Enable encryption on a new volume in ONTAP

Contributors netapp-ahibbard netapp-aaron-holt netapp-thomi netapp-aherbin netapp-lenida
PDFs

You can use the volume create command to enable encryption on a new volume.

About this task

You can encrypt volumes using NetApp Volume Encryption (NVE) and, beginning with ONTAP 9.6, NetApp Aggregate Encryption (NAE). To learn more about NAE and NVE, refer to the volume encryption overview.

Learn more about the commands described in this procedure in the ONTAP command reference.

The procedure to enable encryption on a new volume in ONTAP varies based on the version of ONTAP you are using and your specific configuration:

  • Beginning with ONTAP 9.4, if you enable cc-mode when you set up the Onboard Key Manager, volumes you create with the volume create command are automatically encrypted, whether or not you specify -encrypt true.

  • In ONTAP 9.6 and earlier releases, you must use -encrypt true with volume create commands to enable encryption (provided you did not enable cc-mode).

  • If you want to create an NAE volume in ONTAP 9.6, you must enable NAE at the aggregate level. Refer to Enable aggregate-level encryption with the VE license for more details on this task.

  • Beginning with ONTAP 9.7, newly created volumes are encrypted by default when you have the VE license and onboard or external key management.
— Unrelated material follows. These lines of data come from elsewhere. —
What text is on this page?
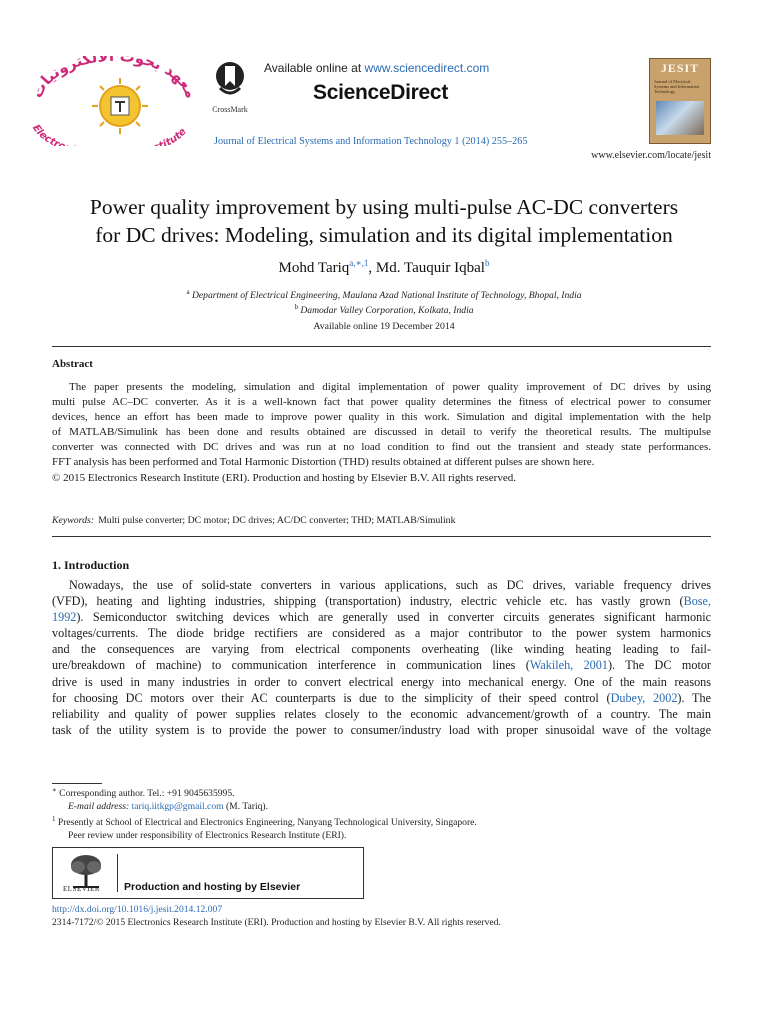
معهد بحوث لالكترونيات
Electr titute
CrossMark
Available online at www.sciencedirect.com
ScienceDirect
Journal of Electrical Systems and Information Technology 1 (2014) 255–265
JESIT
Journal of Electrical Systems and Information Technology
www.elsevier.com/locate/jesit
Power quality improvement by using multi-pulse AC-DC converters
for DC drives: Modeling, simulation and its digital implementation
Mohd Tariq$^{a,∗,1}$, Md. Tauquir Iqbal$^b$
$^a$ Department of Electrical Engineering, Maulana Azad National Institute of Technology, Bhopal, India
$^b$ Damodar Valley Corporation, Kolkata, India
Available online 19 December 2014
Abstract
The paper presents the modeling, simulation and digital implementation of power quality improvement of DC drives by using
multi pulse AC–DC converter. As it is a well-known fact that power quality determines the fitness of electrical power to consumer
devices, hence an effort has been made to improve power quality in this work. Simulation and digital implementation with the help
of MATLAB/Simulink has been done and results obtained are discussed in detail to verify the theoretical results. The multipulse
converter was connected with DC drives and was run at no load condition to find out the transient and steady state performances.
FFT analysis has been performed and Total Harmonic Distortion (THD) results obtained at different pulses are shown here.
© 2015 Electronics Research Institute (ERI). Production and hosting by Elsevier B.V. All rights reserved.
Keywords: Multi pulse converter; DC motor; DC drives; AC/DC converter; THD; MATLAB/Simulink
1. Introduction
Nowadays, the use of solid-state converters in various applications, such as DC drives, variable frequency drives
(VFD), heating and lighting industries, shipping (transportation) industry, electric vehicle etc. has vastly grown (Bose,
1992). Semiconductor switching devices which are generally used in converter circuits generates significant harmonic
voltages/currents. The diode bridge rectifiers are considered as a major contributor to the power system harmonics
and the consequences are varying from electrical components overheating (like winding heating leading to fail-
ure/breakdown of machine) to communication interference in communication lines (Wakileh, 2001). The DC motor
drive is used in many industries in order to convert electrical energy into mechanical energy. One of the main reasons
for choosing DC motors over their AC counterparts is due to the simplicity of their speed control (Dubey, 2002). The
reliability and quality of power supplies relates closely to the economic advancement/growth of a country. The main
task of the utility system is to provide the power to consumer/industry load with proper sinusoidal wave of the voltage
∗ Corresponding author. Tel.: +91 9045635995.
E-mail address: tariq.iitkgp@gmail.com (M. Tariq).
$^1$ Presently at School of Electrical and Electronics Engineering, Nanyang Technological University, Singapore.
Peer review under responsibility of Electronics Research Institute (ERI).
ELSEVIER Production and hosting by Elsevier
http://dx.doi.org/10.1016/j.jesit.2014.12.007
2314-7172/© 2015 Electronics Research Institute (ERI). Production and hosting by Elsevier B.V. All rights reserved.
By default, new volumes created in an NAE aggregate will be of type NAE rather than NVE.

    • In ONTAP 9.7 and later releases, if you add -encrypt true to the volume create command to create a volume in an NAE aggregate, the volume will have NVE encryption instead of NAE. All volumes in an NAE aggregate must be encrypted with either NVE or NAE.

Note Plaintext volumes are not supported in NAE aggregates.
Steps

  1. Create a new volume and specify whether encryption is enabled on the volume. If the new volume is in an NAE aggregate, by default the volume will be an NAE volume:

    To create…​

    Use this command…​

    An NAE volume

    volume create -vserver SVM_name -volume volume_name -aggregate aggregate_name

    An NVE volume

    volume create -vserver SVM_name -volume volume_name -aggregate aggregate_name -encrypt true

    Note In ONTAP 9.6 and earlier where NAE is not supported, -encrypt true specifies that the volume should be encrypted with NVE. In ONTAP 9.7 and later where volumes are created in NAE aggregates, -encrypt true overrides the default encryption type of NAE to create an NVE volume instead.

    A plain text volume

    volume create -vserver SVM_name -volume volume_name -aggregate aggregate_name -encrypt false

    Learn more about volume create in the ONTAP command reference.

  2. Verify that volumes are enabled for encryption:

    volume show -is-encrypted true

    Learn more about volume show in the ONTAP command reference.

Result

If you are using a KMIP server to store the encryption keys for a node, ONTAP automatically "pushes" an encryption key to the server when you encrypt a volume.